Conheço-a há mais de trinta anos e, durante todo este tempo, sempre a vi a viver uma paixão feita tanto de alegrias como de amargos dissabores.
A minha mais antiga e constante amiga, com a sua personalidade alegre e expansiva, infelizmente não é perfeita. Ela é, como o próprio filho afirma, “da lagartagem”!
Sempre a vi a seguir o seu amado clube, contra tudo e contra todos; a sofrer como uma condenada em jogos mais importantes; e a manter-se fiel a esse tão grande amor. Em alturas mais críticas, e dando provas da mais sólida amizade, cheguei a sofrer ao seu lado e a gritar de alegria por o Sporting marcar ( perdoem-me mas a amizade vem primeiro!).
Mas quis o destino ( ou o pai da criança, por certo ) que o Afonso, seu filho, lhe saísse das entranhas, qual profanador hospedeiro, com o mais vermelho sangue a latejar-lhe na alma. Assim que as enfermeiras o deitaram no berço pela primeira vez, o seu pai cobriu-lhe o franzino corpo com as vestes benfiquistas, selando um pacto irreversível.
Com a chegada do entendimento, ao ser questionado sobre o local de nascimento, respondia com voz fanhosa:
- No xtádio da Uuz. –
- Não, meu anjo! Foi no HOSPITAL da luz! – corrigia-o a mãe.
- Nã foi nada! Foi no xtádio da Uuz!! -
Mas isto é só um exemplo da sua encarnada paixão. A minha pobre amiga tem que ouvir o cd do Benfica a toda a hora, com o acérrimo adepto a cantar tudo de cor e com uma convicção invacilável.
Mas foi apenas há dois dias que a Margarida me confessou o inconfessável ( mas prometam manter o segredo, que não lhe quero manchar a imaculada reputação sportinguista, ok?)
- Sabes, comecei a levá-lo à escolinha do Benfica.
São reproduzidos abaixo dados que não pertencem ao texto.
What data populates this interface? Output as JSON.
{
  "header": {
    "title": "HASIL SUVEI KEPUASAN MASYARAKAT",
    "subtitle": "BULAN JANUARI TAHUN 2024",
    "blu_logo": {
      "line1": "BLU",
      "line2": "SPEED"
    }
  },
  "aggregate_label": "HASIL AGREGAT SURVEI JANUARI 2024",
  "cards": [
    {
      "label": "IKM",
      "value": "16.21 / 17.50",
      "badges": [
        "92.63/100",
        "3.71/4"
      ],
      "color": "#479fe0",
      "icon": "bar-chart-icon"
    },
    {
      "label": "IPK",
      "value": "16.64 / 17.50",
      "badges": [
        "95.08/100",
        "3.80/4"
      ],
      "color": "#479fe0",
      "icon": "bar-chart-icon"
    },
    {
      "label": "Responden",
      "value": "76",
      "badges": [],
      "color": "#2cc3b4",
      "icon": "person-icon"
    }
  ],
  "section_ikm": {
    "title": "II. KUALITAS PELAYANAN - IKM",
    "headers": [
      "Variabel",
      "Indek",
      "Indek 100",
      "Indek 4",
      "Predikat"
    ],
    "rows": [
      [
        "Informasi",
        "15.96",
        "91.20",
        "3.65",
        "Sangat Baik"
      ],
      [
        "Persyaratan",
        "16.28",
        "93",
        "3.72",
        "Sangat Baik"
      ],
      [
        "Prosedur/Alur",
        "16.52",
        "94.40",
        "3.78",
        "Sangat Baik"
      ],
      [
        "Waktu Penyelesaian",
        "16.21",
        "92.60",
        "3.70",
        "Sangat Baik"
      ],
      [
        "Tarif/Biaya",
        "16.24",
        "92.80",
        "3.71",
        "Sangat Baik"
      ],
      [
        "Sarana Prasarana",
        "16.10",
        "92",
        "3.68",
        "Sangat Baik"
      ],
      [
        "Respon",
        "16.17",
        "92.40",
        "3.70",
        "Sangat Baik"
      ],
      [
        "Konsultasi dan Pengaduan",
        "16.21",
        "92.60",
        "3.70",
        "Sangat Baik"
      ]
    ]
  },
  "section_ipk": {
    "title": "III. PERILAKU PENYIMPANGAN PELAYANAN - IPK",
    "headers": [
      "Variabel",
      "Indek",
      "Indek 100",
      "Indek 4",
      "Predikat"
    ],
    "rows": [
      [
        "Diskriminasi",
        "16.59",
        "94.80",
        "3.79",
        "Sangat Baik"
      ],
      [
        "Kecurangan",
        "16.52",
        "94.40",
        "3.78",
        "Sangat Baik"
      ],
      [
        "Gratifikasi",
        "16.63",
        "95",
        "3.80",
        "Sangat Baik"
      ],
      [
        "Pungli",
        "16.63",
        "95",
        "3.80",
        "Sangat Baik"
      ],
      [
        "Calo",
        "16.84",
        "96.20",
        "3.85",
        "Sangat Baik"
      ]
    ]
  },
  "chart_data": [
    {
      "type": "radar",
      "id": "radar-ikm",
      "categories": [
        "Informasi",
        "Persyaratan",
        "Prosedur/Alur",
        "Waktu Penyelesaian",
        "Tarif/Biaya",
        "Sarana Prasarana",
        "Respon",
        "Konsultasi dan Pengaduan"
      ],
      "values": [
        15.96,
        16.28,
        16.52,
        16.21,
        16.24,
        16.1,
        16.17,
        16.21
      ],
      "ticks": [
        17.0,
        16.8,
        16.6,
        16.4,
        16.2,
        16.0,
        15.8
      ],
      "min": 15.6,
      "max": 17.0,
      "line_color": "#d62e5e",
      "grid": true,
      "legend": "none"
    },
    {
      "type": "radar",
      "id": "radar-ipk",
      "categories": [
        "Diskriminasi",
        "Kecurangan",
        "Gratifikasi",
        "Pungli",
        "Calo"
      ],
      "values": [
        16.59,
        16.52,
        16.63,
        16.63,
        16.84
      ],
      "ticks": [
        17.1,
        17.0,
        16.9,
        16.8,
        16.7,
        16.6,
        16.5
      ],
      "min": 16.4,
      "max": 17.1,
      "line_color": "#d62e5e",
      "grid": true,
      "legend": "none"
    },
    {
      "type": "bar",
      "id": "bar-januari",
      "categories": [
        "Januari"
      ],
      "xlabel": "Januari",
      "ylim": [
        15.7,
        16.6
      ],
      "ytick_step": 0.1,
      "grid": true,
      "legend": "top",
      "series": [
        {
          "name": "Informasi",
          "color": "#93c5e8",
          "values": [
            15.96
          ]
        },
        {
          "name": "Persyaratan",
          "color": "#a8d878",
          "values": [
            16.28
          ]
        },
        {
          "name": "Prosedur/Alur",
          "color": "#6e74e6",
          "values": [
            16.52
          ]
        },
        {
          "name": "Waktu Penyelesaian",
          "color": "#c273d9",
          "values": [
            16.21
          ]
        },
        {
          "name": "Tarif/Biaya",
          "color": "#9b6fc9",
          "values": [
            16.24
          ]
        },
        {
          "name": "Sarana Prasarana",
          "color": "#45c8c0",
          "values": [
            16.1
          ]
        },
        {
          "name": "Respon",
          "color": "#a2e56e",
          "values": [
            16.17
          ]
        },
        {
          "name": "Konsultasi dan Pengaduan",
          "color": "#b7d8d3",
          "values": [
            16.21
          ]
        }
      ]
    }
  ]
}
Se visses a alegria dele, todo equipado a rigor e a jogar “ à séria”… Juro-te, Ana, nunca tinha visto o meu filho tão feliz em toda a vida. –
Eu não respondi nada porque lhe vi um orgulho no olhar que não achei nada normal. Afinal conheço-a há mais de três décadas e somos mais que unha e carne. Olhei um pouco mais para aquele olhar com 20% de tristeza e 80% de alegria. Não precisei que ela me explicasse mais nada. Ali estava eu, perante uma mãe cujo filho é da equipa rival, que falava do seu pequeno “arqui-inimigo” cheia de alegria e orgulho por o ver tão decidido e feliz.
– “ Assim são os filhos” - pensei, - “ os reis de um amor maior!”